Compared to the model after stage two, this checkpoint generate incomplete and repeated sentences frequently.


**2. Second finetuning stage**

In the second stage, we use a small high quality image-text pair dataset created by ourselves
and convert it to a conversation format to further align MiniGPT-4.
To download and prepare our second stage dataset, please check our 
[second stage dataset preparation instruction](dataset/README_2_STAGE.md).
To launch the second stage alignment, 
first specify the path to the checkpoint file trained in stage 1 in 
[train_configs/minigpt4_stage1_pretrain.yaml](train_configs/minigpt4_stage2_finetune.yaml).
You can also specify the output path there. 
Then, run the following command. In our experiments, we use 1 A100.

```bash
torchrun --nproc-per-node NUM_GPU train.py --cfg-path train_configs/minigpt4_stage2_finetune.yaml
```

After the second stage alignment, MiniGPT-4 is able to talk about the image coherently and user-friendly. 




## Acknowledgement

+ [BLIP2](https://huggingface.co/docs/transformers/main/model_doc/blip-2) The model architecture of MiniGPT-4 follows BLIP-2. Don't forget to check this great open-source work if you don't know it before!
+ [Lavis](https://github.com/salesforce/LAVIS) This repository is built upon Lavis!
+ [Vicuna](https://github.com/lm-sys/FastChat) The fantastic language ability of Vicuna with only 13B parameters is just amazing. And it is open-source!

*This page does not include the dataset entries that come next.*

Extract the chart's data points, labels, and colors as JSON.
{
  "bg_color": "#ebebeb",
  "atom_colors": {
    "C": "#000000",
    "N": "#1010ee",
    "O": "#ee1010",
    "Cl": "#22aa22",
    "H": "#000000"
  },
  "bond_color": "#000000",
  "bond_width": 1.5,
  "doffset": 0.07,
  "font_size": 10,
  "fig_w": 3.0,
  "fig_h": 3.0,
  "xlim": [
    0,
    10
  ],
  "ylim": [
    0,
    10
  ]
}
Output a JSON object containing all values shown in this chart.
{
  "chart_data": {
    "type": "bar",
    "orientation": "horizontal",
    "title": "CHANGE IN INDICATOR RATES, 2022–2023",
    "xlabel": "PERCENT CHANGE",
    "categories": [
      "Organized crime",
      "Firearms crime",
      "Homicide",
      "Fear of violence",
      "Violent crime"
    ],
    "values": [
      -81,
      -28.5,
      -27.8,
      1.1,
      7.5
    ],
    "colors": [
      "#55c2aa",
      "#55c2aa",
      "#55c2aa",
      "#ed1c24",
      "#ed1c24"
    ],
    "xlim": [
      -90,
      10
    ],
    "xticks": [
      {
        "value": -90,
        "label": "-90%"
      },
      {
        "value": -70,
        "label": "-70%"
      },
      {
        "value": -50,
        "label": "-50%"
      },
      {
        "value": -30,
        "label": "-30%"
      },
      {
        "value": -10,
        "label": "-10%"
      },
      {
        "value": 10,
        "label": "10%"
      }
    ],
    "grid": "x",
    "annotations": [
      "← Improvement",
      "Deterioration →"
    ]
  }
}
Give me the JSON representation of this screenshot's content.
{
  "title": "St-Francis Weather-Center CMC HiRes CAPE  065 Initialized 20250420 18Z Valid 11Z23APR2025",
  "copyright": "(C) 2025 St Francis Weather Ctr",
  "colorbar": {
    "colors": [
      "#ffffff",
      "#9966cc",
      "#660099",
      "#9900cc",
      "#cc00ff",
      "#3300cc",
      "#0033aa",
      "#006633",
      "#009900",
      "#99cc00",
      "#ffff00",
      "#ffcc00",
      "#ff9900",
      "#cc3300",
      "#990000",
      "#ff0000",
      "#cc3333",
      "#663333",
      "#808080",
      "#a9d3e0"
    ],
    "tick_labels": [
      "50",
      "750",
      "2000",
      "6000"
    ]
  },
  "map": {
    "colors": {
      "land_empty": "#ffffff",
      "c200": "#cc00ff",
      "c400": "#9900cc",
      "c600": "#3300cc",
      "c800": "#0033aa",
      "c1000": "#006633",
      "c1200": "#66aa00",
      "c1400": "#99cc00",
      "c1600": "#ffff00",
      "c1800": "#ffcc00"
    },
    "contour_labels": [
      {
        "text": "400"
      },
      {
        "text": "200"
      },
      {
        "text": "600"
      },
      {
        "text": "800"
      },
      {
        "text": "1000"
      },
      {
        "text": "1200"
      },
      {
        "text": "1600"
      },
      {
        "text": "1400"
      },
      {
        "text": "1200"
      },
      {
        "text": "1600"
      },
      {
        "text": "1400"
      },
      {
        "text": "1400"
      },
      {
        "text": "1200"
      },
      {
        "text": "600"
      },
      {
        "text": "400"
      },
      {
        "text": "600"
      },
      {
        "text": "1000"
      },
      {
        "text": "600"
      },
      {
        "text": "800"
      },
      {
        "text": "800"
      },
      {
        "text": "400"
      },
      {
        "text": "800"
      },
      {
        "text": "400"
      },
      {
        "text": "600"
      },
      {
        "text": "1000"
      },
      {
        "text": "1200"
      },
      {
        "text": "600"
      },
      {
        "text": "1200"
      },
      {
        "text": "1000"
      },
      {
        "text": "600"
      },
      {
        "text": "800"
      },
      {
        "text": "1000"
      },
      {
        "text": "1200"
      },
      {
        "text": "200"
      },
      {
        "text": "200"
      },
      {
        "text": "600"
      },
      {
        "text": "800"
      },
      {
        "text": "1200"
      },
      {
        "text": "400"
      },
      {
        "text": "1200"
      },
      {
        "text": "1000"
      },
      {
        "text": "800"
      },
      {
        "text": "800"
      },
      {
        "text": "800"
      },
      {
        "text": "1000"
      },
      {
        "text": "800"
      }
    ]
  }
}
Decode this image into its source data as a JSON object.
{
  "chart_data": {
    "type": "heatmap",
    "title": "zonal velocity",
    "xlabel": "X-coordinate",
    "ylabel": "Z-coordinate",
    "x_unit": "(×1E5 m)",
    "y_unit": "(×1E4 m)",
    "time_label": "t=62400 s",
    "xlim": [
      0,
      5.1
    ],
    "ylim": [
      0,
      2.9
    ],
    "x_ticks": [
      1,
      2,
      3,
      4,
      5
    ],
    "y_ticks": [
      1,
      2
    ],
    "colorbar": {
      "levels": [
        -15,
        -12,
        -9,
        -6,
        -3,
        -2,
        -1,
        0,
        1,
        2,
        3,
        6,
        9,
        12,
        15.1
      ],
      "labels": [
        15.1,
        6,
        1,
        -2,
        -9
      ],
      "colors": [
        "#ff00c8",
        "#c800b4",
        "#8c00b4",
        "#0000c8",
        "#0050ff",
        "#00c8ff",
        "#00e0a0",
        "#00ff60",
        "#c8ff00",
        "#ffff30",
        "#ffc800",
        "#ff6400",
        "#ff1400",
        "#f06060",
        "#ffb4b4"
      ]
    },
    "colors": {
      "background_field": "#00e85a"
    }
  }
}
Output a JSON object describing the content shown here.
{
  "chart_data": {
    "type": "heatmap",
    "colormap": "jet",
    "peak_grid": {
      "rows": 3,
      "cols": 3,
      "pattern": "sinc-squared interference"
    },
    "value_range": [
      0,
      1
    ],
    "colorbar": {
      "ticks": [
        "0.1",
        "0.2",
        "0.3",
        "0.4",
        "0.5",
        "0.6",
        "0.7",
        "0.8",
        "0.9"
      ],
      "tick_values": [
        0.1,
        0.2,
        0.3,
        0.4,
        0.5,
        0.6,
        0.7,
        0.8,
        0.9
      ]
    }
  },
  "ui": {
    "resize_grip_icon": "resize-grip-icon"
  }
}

If you're using MiniGPT-4 in your research or applications, please cite using this BibTeX:
```bibtex
@article{zhu2023minigpt,
  title={MiniGPT-4: Enhancing Vision-Language Understanding with Advanced Large Language Models},
  author={Zhu, Deyao and Chen, Jun and Shen, Xiaoqian and Li, Xiang and Elhoseiny, Mohamed},
  journal={arXiv preprint arXiv:2304.10592},
  year={2023}
}
```


## License
This repository is under [BSD 3-Clause License](LICENSE.md).
Many codes are based on [Lavis](https://github.com/salesforce/LAVIS) with 
BSD 3-Clause License [here](LICENSE_Lavis.md).